Semakin lama dipandang Ethan justru membayangkan sesuatu yang tak seharusnya. Dimana ia melihat sosok wanita cantik dengan rambut panjang hitam tengah memandangnya dengan senyum manis. Wanita itu mendekat memeluk tubuhnya dari belakang membuat Ethan memejamkan matanya.
"Ah ternyata kau memang sudah kembali, Ethan."
Mata Ethan terbuka kembali ketika mendengar suara wanita yang cukup mengusik gendang telinganya. Ia menggelengkan kepalanya ketika menyadari apa yang dirasakannya tadi hanyalah bayangan semu.
Setelah 7 tahun lamanya Ethan masih menyimpan segala memori tentang wanita yang tak seharusnya ia pikirkan itu.
"Ada apa kau kemari, Julia?" Ethan melirik wanita yang baru masuk.
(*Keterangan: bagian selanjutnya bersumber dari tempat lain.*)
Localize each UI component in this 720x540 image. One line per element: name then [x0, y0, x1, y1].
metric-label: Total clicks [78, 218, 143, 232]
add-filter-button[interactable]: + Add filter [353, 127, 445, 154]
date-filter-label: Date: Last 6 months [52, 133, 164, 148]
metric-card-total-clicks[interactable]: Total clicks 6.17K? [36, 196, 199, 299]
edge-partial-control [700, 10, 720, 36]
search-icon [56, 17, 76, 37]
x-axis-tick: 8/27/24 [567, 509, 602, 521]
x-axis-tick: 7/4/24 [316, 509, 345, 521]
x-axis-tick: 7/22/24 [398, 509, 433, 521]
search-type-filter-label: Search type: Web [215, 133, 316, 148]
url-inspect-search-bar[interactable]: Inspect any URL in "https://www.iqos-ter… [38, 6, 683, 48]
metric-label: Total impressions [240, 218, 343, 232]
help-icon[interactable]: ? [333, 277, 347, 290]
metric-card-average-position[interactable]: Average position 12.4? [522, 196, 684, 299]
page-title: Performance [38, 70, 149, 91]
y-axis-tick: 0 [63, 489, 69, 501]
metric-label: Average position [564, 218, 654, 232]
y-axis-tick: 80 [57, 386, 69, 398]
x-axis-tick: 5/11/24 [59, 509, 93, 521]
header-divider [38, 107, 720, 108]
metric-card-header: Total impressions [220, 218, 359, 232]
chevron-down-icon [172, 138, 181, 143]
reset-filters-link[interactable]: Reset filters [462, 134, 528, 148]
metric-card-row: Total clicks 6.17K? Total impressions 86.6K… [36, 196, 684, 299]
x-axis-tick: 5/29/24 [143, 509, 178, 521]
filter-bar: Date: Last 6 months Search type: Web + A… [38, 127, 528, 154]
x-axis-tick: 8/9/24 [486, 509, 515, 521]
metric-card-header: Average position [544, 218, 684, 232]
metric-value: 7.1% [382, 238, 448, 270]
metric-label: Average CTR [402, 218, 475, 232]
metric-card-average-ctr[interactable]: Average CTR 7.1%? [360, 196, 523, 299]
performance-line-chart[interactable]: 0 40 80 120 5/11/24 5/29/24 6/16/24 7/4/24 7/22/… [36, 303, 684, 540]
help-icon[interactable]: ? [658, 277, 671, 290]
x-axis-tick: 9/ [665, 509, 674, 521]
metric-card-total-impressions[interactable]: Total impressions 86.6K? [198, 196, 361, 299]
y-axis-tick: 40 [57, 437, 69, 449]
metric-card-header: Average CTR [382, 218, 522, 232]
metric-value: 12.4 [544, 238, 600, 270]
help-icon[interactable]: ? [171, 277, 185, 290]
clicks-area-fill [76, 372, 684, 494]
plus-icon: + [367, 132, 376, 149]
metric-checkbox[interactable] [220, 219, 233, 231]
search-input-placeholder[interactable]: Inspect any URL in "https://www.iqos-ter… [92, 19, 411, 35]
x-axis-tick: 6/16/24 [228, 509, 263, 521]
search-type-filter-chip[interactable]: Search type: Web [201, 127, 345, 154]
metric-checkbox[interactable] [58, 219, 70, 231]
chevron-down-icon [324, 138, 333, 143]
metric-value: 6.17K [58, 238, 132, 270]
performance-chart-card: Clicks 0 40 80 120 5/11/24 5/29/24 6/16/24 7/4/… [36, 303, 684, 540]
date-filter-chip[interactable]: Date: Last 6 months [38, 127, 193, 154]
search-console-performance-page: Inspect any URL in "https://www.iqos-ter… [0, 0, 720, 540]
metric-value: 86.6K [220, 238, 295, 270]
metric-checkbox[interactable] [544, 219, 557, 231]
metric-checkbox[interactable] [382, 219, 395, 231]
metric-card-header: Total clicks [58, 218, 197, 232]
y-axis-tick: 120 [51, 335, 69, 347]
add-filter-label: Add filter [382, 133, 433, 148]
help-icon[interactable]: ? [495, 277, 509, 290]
Tatapan tak berselera itu sangat jelas di mata Ethan.
Julia melangkah perlahan mendekati Ethan, ia sudah menggunakan lingerie seksi berwarna merah kesukaan pria itu. Ia tersenyum tipis seraya mengusap halus lengan kekar Ethan.
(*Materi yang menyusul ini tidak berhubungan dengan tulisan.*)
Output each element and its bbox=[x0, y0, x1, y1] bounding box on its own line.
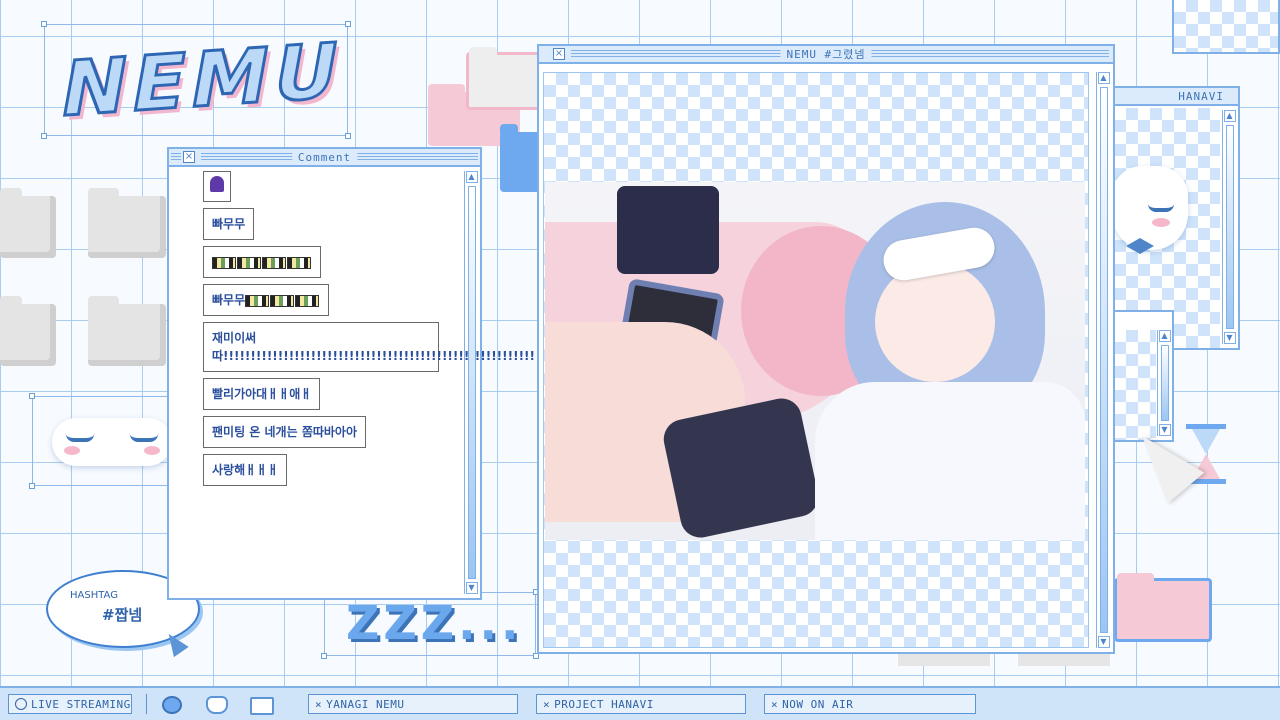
comment-item: 빠무무 bbox=[203, 284, 330, 316]
taskbar-divider bbox=[146, 694, 147, 714]
emote-icon bbox=[262, 256, 286, 269]
small-window-content bbox=[1114, 330, 1156, 440]
comment-window: × Comment 빠무무 빠무무 재미이써 따!!!!!!!!!!!!!!!!… bbox=[167, 147, 535, 600]
folder-icon[interactable] bbox=[88, 188, 166, 258]
close-icon[interactable]: × bbox=[543, 698, 550, 711]
taskbar-tab-now-on-air[interactable]: × NOW ON AIR bbox=[764, 694, 976, 714]
taskbar-tab-project-hanavi[interactable]: × PROJECT HANAVI bbox=[536, 694, 746, 714]
main-window-title: NEMU #그렸넴 bbox=[780, 46, 872, 62]
taskbar-tab-yanagi-nemu[interactable]: × YANAGI NEMU bbox=[308, 694, 518, 714]
top-right-window-fragment bbox=[1172, 0, 1280, 54]
live-streaming-button[interactable]: LIVE STREAMING bbox=[8, 694, 132, 714]
tab-label: NOW ON AIR bbox=[782, 697, 854, 711]
comment-item: 빨리가아대ㅐㅐ애ㅐ bbox=[203, 378, 321, 410]
scroll-up-icon[interactable]: ▲ bbox=[1158, 330, 1171, 342]
artwork-image bbox=[545, 182, 1085, 540]
tab-label: PROJECT HANAVI bbox=[554, 697, 654, 711]
sleep-mask-icon bbox=[52, 418, 172, 466]
emote-icon bbox=[295, 294, 320, 307]
emote-icon bbox=[237, 256, 261, 269]
main-window: × NEMU #그렸넴 ▲ ▼ bbox=[537, 44, 1115, 654]
scroll-track[interactable] bbox=[1099, 87, 1108, 633]
emote-icon bbox=[212, 256, 236, 269]
nemu-logo: NEMU bbox=[53, 23, 353, 134]
scroll-track[interactable] bbox=[467, 186, 476, 579]
taskbar: LIVE STREAMING × YANAGI NEMU × PROJECT H… bbox=[0, 686, 1280, 720]
comment-item: 재미이써 따!!!!!!!!!!!!!!!!!!!!!!!!!!!!!!!!!!… bbox=[203, 322, 535, 372]
scroll-up-icon[interactable]: ▲ bbox=[1097, 72, 1110, 84]
comment-item: 빠무무 bbox=[203, 208, 255, 240]
tab-label: YANAGI NEMU bbox=[326, 697, 405, 711]
comment-item bbox=[203, 171, 231, 202]
jacket-shape bbox=[815, 382, 1085, 540]
scroll-up-icon[interactable]: ▲ bbox=[465, 171, 478, 183]
bag-shape bbox=[617, 186, 719, 274]
planet-icon[interactable] bbox=[162, 696, 182, 714]
hashtag-label: HASHTAG bbox=[70, 590, 118, 601]
sleep-zzz-text: ZZZ... bbox=[346, 596, 523, 650]
close-icon[interactable]: × bbox=[315, 698, 322, 711]
hanavi-scrollbar[interactable]: ▲ ▼ bbox=[1222, 110, 1236, 344]
folder-icon[interactable] bbox=[0, 296, 56, 366]
scroll-track[interactable] bbox=[1160, 345, 1169, 421]
scroll-down-icon[interactable]: ▼ bbox=[465, 582, 478, 594]
scroll-down-icon[interactable]: ▼ bbox=[1223, 332, 1236, 344]
comment-window-title: Comment bbox=[291, 150, 358, 164]
emote-icon bbox=[245, 294, 270, 307]
emote-icon bbox=[270, 294, 295, 307]
folder-icon[interactable] bbox=[88, 296, 166, 366]
main-titlebar[interactable]: × NEMU #그렸넴 bbox=[539, 46, 1113, 64]
pink-folder-icon bbox=[1114, 573, 1212, 642]
face-shape bbox=[875, 262, 995, 382]
comment-scrollbar[interactable]: ▲ ▼ bbox=[464, 171, 478, 594]
hashtag-text: #짭넴 bbox=[102, 606, 143, 624]
live-streaming-label: LIVE STREAMING bbox=[31, 697, 131, 711]
cat-mask-icon bbox=[1112, 166, 1188, 254]
small-window: ▲ ▼ bbox=[1112, 310, 1174, 442]
folder-icon[interactable] bbox=[250, 697, 274, 715]
scroll-up-icon[interactable]: ▲ bbox=[1223, 110, 1236, 122]
comment-item: 사랑해ㅐㅐㅐ bbox=[203, 454, 288, 486]
comment-item: 팬미팅 온 네개는 쫌따바아아 bbox=[203, 416, 367, 448]
comment-item bbox=[203, 246, 321, 278]
close-icon[interactable]: × bbox=[553, 48, 565, 60]
close-icon[interactable]: × bbox=[771, 698, 778, 711]
ghost-emote-icon bbox=[210, 176, 224, 192]
hanavi-titlebar[interactable]: HANAVI bbox=[1114, 88, 1238, 106]
hanavi-window-title: HANAVI bbox=[1172, 89, 1230, 103]
comment-text: 빠무무 bbox=[212, 293, 246, 307]
close-icon[interactable]: × bbox=[183, 151, 195, 163]
folder-icon[interactable] bbox=[0, 188, 56, 258]
globe-icon bbox=[15, 698, 27, 710]
cat-icon[interactable] bbox=[206, 696, 228, 714]
scroll-track[interactable] bbox=[1225, 125, 1234, 329]
folder-icon bbox=[466, 47, 542, 110]
scroll-down-icon[interactable]: ▼ bbox=[1097, 636, 1110, 648]
comment-list: 빠무무 빠무무 재미이써 따!!!!!!!!!!!!!!!!!!!!!!!!!!… bbox=[203, 171, 535, 486]
emote-icon bbox=[287, 256, 311, 269]
comment-titlebar[interactable]: × Comment bbox=[169, 149, 480, 167]
main-scrollbar[interactable]: ▲ ▼ bbox=[1096, 72, 1110, 648]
"Aku sebenarnya tidak ingin lancang, tapi sekarang sudah tanggal 18. Aku sudah selesai," ucap Julia lembut sekali.
Tangan Ethan mengepal tanpa sadar, melirik Julia yang sudah sangat cantik pastinya. Ia kemudian mengambil ponselnya menghubungi asistennya segera.
"Kirimkan Wiskey ke kamarku sekarang!" titah Ethan cepat lalu kemudian membalikkan tubuhnya menatap sosok Julia yang berdiri di sampingnya itu.
Julia ini sangat cantik. Tubuhnya sangat ideal dengan sorot mata teduh dan menggoda. Rambutnya berwarna kecoklatan yang menjuntai indah. Kulitnya sangat bersih terawat dengan kuku-kuku jari yang sangat bersih.
Tentu saja, Julia sudah dipersiapkan sangat matang oleh keluarganya untuk menjadi seorang istri yang sempurna. Sayangnya kesempurnaan itu tak berlaku apa pun bagi Ethan.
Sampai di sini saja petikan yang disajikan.